Nel gruppo pentastellato già li chiamano “i quattro petrocelli”, i dissenzienti, ma la Segneri è convinta che nel Movimento siano in parecchi a non voler spedire armi italiane all’Ucraina. «Non siamo solo quattro, siamo almeno venti», calcola, «solo che qui fanno di tutto per silenziarci. Molti non hanno il coraggio di esporsi, ma in privato mi dicono: brava. Io per prima su altri temi mi sono astenuta, stavolta no. Mi sono beccata una strigliata del capogruppo, Davide Crippa, per ora. Non credo sia finita qui». Tira aria di espulsione? «Lo metto in conto», sospira. Rischiano sanzioni anche gli altri due deputati M5S, Gabriele Lorenzoni e Valentina Corneli. Anche loro piuttosto attivi, mood “equidistante”: il primo ha sostenuto che perfino sull’ospedale bombardato a Mariupol sia fondamentale sentire “l’altra campana”. La seconda si è detta contraria al video-collegamento del presidente Zelensky.

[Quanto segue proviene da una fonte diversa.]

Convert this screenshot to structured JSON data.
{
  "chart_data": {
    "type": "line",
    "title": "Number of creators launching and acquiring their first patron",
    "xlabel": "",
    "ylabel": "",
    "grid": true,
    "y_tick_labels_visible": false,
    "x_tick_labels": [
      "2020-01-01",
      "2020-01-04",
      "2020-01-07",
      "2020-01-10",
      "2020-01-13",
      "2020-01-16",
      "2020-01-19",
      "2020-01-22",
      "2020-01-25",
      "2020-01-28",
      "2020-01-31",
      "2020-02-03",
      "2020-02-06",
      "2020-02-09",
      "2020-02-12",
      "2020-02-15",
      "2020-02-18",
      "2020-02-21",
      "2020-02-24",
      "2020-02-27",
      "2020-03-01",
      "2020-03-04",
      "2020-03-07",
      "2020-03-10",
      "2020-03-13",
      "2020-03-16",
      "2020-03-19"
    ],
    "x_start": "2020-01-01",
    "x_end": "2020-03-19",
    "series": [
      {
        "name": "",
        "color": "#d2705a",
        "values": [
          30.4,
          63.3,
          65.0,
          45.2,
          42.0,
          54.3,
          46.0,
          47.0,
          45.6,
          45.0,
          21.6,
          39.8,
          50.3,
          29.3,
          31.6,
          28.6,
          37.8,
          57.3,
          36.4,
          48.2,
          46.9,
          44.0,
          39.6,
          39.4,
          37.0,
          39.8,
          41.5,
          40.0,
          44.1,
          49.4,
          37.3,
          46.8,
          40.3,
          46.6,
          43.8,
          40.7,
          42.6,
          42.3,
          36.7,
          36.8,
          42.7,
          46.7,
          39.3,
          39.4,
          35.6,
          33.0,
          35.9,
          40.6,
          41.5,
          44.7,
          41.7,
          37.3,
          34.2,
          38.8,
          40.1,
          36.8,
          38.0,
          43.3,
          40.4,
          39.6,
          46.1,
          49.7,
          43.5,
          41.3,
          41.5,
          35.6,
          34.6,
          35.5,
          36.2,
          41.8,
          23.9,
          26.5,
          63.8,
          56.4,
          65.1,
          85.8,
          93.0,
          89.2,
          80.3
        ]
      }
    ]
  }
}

I no compatti di Alternativa e della sinistra

Poi c’è l’intero gruppone degli ex pentastellati che oggi formano, nel gruppo Misto Camera, il sotto-gruppo de l’Alternativa: sono ben in 15, hanno votato tutti contro l’invio delle armi, come pure i cinque deputati del sotto-gruppo ‘Manifesta’ che fanno capo a Prc-Potere al Popolo e i quattro deputati dei verdi, mentre sono almeno sette al Senato quelli pronti a disertare.

In totale, 25 deputati hanno detto no e una quindicina ci si aspetta che dicano no anche al Senato, tra ex M5s, esponenti del Pc di Marco Rizzo (l’ex M5s Emanuele Dessì) e i quattro esponenti di Italexit (Paragone).

Le dichiarazioni strampalate dei putiniani

Una che si fa sempre notare per le sue teorie strampalate è la senatrice Bianca Laura Granato, oggi nel Misto, che ritiene che «Putin stia conducendo una importante battaglia non solo per la Russia ma per tutti noi contro l’agenda globalista che gli Usa e la Ue vogliono imporre». Dentro FI si segnalano, come pacifisti putiniani (e marca visita al discorso di Zelensky) gli ex M5s Veronica Giannone e Matteo Dell’Osso mentre Pino Cabras (L’Alternativa) parla di quello di Zelensky come di un «reality show con noi a fare la parte dei figuranti» e di un’Ucraina che «non è un Paese democratico» mentre sempre Dessì dice che «non ci si può piegare agli Usa e alla Nato». Tra i leghisti renitenti alla leva, nonostante Salvini avesse dato ordine di essere tutti presenti, spiccano il già citato senatore Pillon («vendere le armi non favorisce il dialogo»), il deputato filo-russo Vito Comencini, che voleva volare in Donbass per portare la sua solidarietà alle minoranze filo-russe del Donbass aggredite, a suo dire, dagli ucraini (ha desistito, per sua fortuna), Matteo Micheli, che pure si è distinto, nel voto, Elena Murelli, che parla di «bande paramilitari ucraine che sparano su civili inermi», l’ideologo della flat tax, Armando Siri, che voleva invitare Putin alla scuola di politica della Lega (invito poi non andato a buon fine…) e Claudio Borghi, altra testa d’uovo leghista che voleva «un contraddittorio con Zelensky» dei parlamentari e, non avendolo ottenuto, non c’era, ad ascoltare un discorso che un senatore leghista, coperto da anonimato, ha bollato: «Mi sembrava di sentire parlare il Beppe Grillo ucraino». Quel Grillo che, sul suo blog, non è stato capace di scrivere una parola una di condanna all’invasione.